There were 46 housing units, of which 28.3% were vacant. The homeowner vacancy rate was 0.0% and the rental vacancy rate was 30.0%.

Racial composition as of the 2020 census
| Race | Number | Percent |
|---|---|---|
| White | 44 | 73.3% |
| Black or African American | 0 | 0.0% |
| American Indian and Alaska Native | 1 | 1.7% |
| Asian | 0 | 0.0% |
| Native Hawaiian and Other Pacific Islander | 0 | 0.0% |
| Some other race | 7 | 11.7% |
| Two or more races | 8 | 13.3% |
| Hispanic or Latino (of any race) | 16 | 26.7% |

===2000 census===
As of the census of 2000, there were 112 people, 47 households, and 33 families residing in Gate. The population density was 443.8 PD/sqmi. There were 61 housing units at an average density of 241.7 /sqmi. The racial makeup of Gate was 98.21% White and 1.79% Native American. Hispanic or Latino of any race were 4.46% of the population.

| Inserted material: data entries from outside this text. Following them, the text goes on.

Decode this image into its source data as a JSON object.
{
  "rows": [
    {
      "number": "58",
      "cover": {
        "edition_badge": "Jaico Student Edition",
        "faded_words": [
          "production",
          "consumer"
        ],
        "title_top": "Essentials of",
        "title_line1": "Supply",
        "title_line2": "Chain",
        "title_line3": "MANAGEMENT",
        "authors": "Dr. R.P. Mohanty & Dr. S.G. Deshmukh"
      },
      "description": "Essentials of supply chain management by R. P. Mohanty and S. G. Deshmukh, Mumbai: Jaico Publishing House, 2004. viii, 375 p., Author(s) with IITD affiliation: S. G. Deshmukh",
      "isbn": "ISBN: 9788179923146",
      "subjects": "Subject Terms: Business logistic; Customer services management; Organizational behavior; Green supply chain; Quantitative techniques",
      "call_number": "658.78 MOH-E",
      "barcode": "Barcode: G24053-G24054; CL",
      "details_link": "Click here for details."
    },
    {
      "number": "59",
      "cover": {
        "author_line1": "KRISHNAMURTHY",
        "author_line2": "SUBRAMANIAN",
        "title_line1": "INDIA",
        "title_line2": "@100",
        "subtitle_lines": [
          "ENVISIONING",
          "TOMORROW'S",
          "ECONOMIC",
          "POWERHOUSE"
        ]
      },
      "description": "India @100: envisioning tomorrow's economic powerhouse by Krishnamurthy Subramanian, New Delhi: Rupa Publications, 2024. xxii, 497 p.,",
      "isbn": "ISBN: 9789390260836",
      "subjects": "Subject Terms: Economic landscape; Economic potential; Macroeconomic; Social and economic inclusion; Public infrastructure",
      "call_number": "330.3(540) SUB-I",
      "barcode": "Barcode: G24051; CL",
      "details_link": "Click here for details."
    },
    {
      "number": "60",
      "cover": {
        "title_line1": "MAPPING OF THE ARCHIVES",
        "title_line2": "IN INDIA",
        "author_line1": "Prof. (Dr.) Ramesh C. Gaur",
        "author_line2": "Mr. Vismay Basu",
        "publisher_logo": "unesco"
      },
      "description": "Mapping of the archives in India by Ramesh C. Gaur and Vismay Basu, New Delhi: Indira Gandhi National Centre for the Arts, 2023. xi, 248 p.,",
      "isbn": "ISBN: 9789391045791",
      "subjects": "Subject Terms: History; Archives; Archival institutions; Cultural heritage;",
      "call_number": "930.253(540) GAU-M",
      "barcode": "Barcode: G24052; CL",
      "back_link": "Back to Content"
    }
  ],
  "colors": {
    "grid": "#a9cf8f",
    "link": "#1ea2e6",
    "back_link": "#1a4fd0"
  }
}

There were 47 households, out of which 36.2% had children under the age of 18 living with them, 68.1% were married couples living together, and 27.7% were non-families. 27.7% of all households were made up of individuals, and 12.8% had someone living alone who was 65 years of age or older. The average household size was 2.38 and the average family size was 2.82.

In Gate, the population was spread out, with 24.1% under the age of 18, 8.0% from 18 to 24, 24.1% from 25 to 44, 27.7% from 45 to 64, and 16.1% who were 65 years of age or older. The median age was 40 years. For every 100 females, there were 103.6 males. For every 100 females age 18 and over, there were 97.7 males.

The median income for a household in Gate was $34,583, and the median income for a family was $45,000. Males had a median income of $31,563 versus $20,938 for females. The per capita income for the town was $18,891. There were 4.2% of families and 5.1% of the population living below the poverty line, including none of those under 18 or over 64.

==Education==
Gate is in the Laverne Public Schools school district.